Yes, I will do a grow journal


----------



## snuggles (Feb 3, 2008)

Nice set up and room. Good luck with it.


----------



## I'ma Joker Midnight Toker (Feb 3, 2008)

snuggles said:
			
		

> Nice set up and room. Good luck with it.


 
One can only hope...dam the Pats lost, I maybe dead by morning...toke one for the Big Guy, goodbye cruel world....:cry: :cry:


----------



## BenDover (Feb 4, 2008)

wow, very nice setup! I'm jealous.


----------



## I'ma Joker Midnight Toker (Feb 6, 2008)

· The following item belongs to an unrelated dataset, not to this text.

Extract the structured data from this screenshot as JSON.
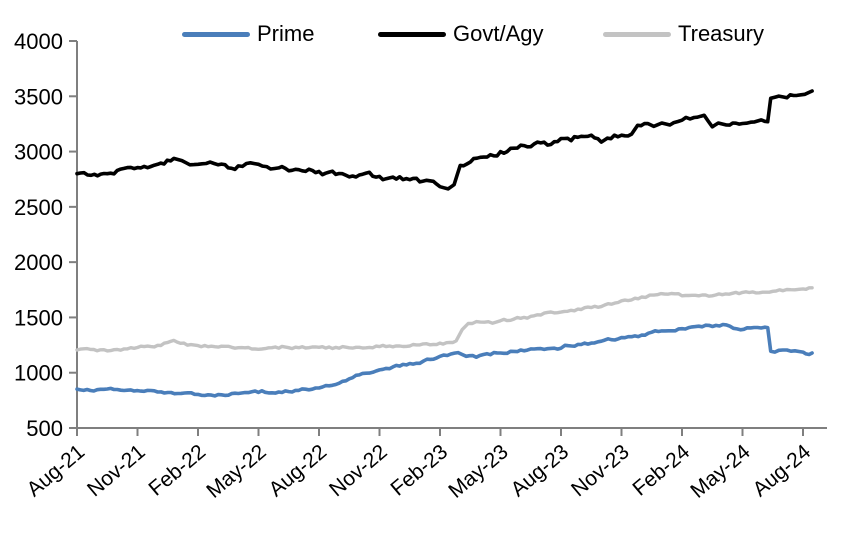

Well I got my big 4ft umbrella reflector together, twas a pain, it's for a 600 digital MH/HPS. I'll start hanging panda vinyl tomorrow, should be ready to go by the weekend, still got the seedling set-up to do as well, that tomorrow as I have to start germing. Till later...


----------



## ClosetGrow420 (Feb 6, 2008)

Wow, cant wait for this grow!!!


----------



## Flyinghigh (Feb 6, 2008)

Wow Wow What a Nice Box there Toker!!! 
Pricey But it is worth every little Bit for GOOOOOD MJ..


----------



## BenDover (Feb 6, 2008)

One word, AWESOME!  lol

Are you going to do two of these? One for veg and one for flower?


----------



## I'ma Joker Midnight Toker (Feb 6, 2008)

BenDover said:
			
		

> One word, AWESOME!  lol
> 
> Are you going to do two of these? One for veg and one for flower?

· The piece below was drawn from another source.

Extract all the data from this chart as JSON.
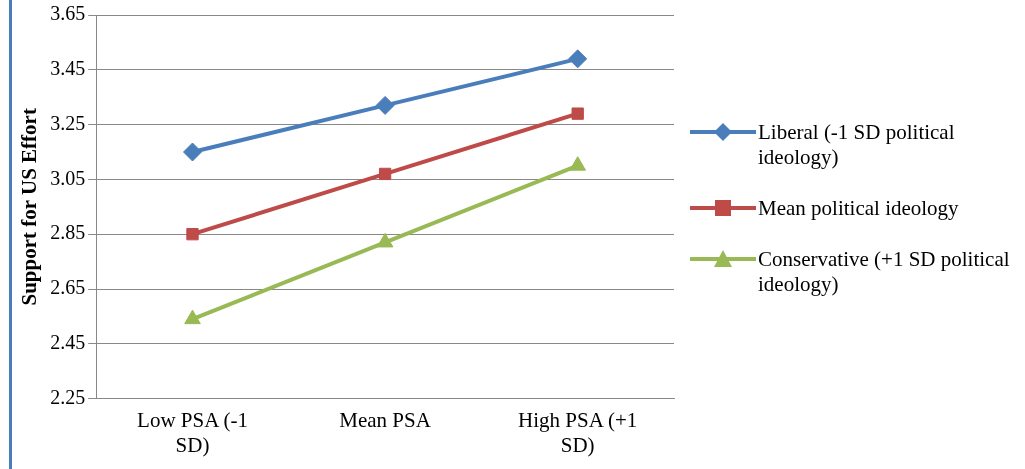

 No, oh my God ....hehe. I've got a small closet for clones and most likely just 2 moms, all under flos. I plan on doing a scrog grow because of the height issue. I went with the recommended 1 per square foot (36) but since it's coming from seed this first grow might only end up having 15 plants or so...just got 25 seeds. I didn't want to send for too many at once, in case they didn't show and now I don't want to start at different stages (so didn't order more), hence the lower count. It will all work out, just veg a tad longer and fill in the spaces. The more plants though the less veg and time till harvest, so more harvests per year...but I don't think I'll run out either way!!! Have to get off here and get to work on that room.  Thanks guys for looking.


----------



## Kupunakane (Feb 6, 2008)

(sniffle), 
   It's a beautiful thing bro, I haven't got the words there dude. I'm all finger tied, I need to get stoned, and go cry somewhere. That is just too sweet for words.
smoke in peace
KingKahuuna


----------



## Disco94 (Feb 6, 2008)

This is like the Atlantis for extra space grow rooms*Thinks while he stares at his bastardized particle board grow room.


----------



## That crazy vancouver guy (Feb 11, 2008)

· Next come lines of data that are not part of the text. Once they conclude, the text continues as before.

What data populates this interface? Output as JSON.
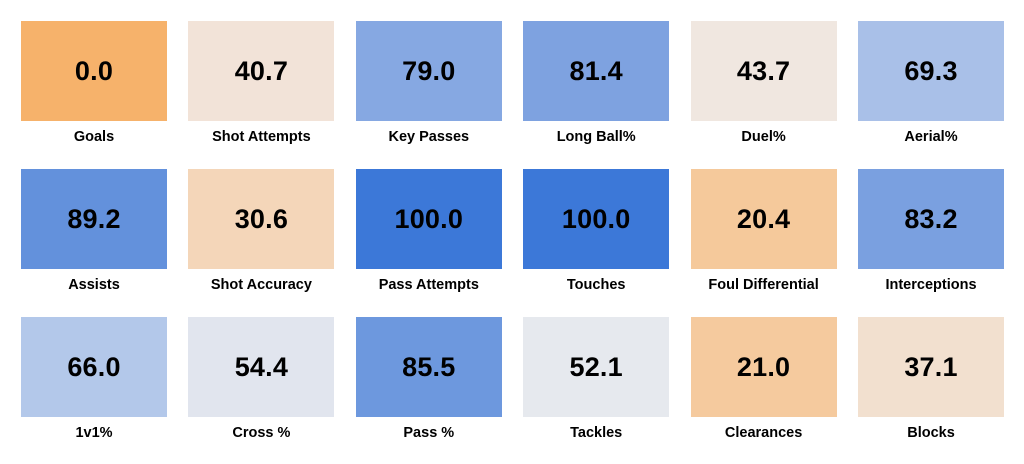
{
  "chart_data": {
    "type": "heatmap",
    "value_scale": [
      0,
      100
    ],
    "color_scale": {
      "low": "#f6b26b",
      "mid": "#e9ebee",
      "high": "#3c78d8"
    },
    "tiles": [
      {
        "label": "Goals",
        "value": "0.0",
        "color": "#f6b26b"
      },
      {
        "label": "Shot Attempts",
        "value": "40.7",
        "color": "#f2e3d8"
      },
      {
        "label": "Key Passes",
        "value": "79.0",
        "color": "#86a8e2"
      },
      {
        "label": "Long Ball%",
        "value": "81.4",
        "color": "#7ea2e0"
      },
      {
        "label": "Duel%",
        "value": "43.7",
        "color": "#f0e7e0"
      },
      {
        "label": "Aerial%",
        "value": "69.3",
        "color": "#a9c0e8"
      },
      {
        "label": "Assists",
        "value": "89.2",
        "color": "#6391dc"
      },
      {
        "label": "Shot Accuracy",
        "value": "30.6",
        "color": "#f4d6b9"
      },
      {
        "label": "Pass Attempts",
        "value": "100.0",
        "color": "#3c78d8"
      },
      {
        "label": "Touches",
        "value": "100.0",
        "color": "#3c78d8"
      },
      {
        "label": "Foul Differential",
        "value": "20.4",
        "color": "#f5c99b"
      },
      {
        "label": "Interceptions",
        "value": "83.2",
        "color": "#7aa0e0"
      },
      {
        "label": "1v1%",
        "value": "66.0",
        "color": "#b3c8ea"
      },
      {
        "label": "Cross %",
        "value": "54.4",
        "color": "#e1e5ee"
      },
      {
        "label": "Pass %",
        "value": "85.5",
        "color": "#6d98de"
      },
      {
        "label": "Tackles",
        "value": "52.1",
        "color": "#e6e9ee"
      },
      {
        "label": "Clearances",
        "value": "21.0",
        "color": "#f5ca9e"
      },
      {
        "label": "Blocks",
        "value": "37.1",
        "color": "#f2e0cf"
      }
    ]
  }
}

Impressive, Toker... eager to see a grow in it.


----------



## THCPezDispenser (Feb 11, 2008)

Ah man this is ideal!  If weed was legal, that would be a selling feature of the house!

"3 bedrooms, 2 baths, grow room..."


----------



## forget (Feb 12, 2008)

killer


----------



## Hyperbrandon (Feb 12, 2008)

Man thats looking nice. Good luck with your grow buddy.


----------



## I'ma Joker Midnight Toker (Feb 18, 2008)

:holysheep:  Thanks for the nice comments guys...Here's a little update, slow but still in progress. I had to stop on the flower room and get the veg-clone-seed room done, it's 4' by 5.5' by 6' at the tallest. I have a 68 site cloner and 15 sprouts are in it now. The flower room has most of the walls done, just one more panel. I still have to line the bed, pipe it, etc. You can see the layout, there will be 36 of the black pots, (covered with white panda film). The rail there is 9 inches off the bed and will be used to attach chicken wire for the scrog grow. Hopefully I'll have it have done soon!!! More later...


----------



## SALTROCK (Feb 25, 2008)

Very nice looks like your a pro with that set up.  very very impressive.

Thanks
SALT


----------



## BenDover (Feb 25, 2008)

So, where's the grow journal for the inaugural grow? :joint:


----------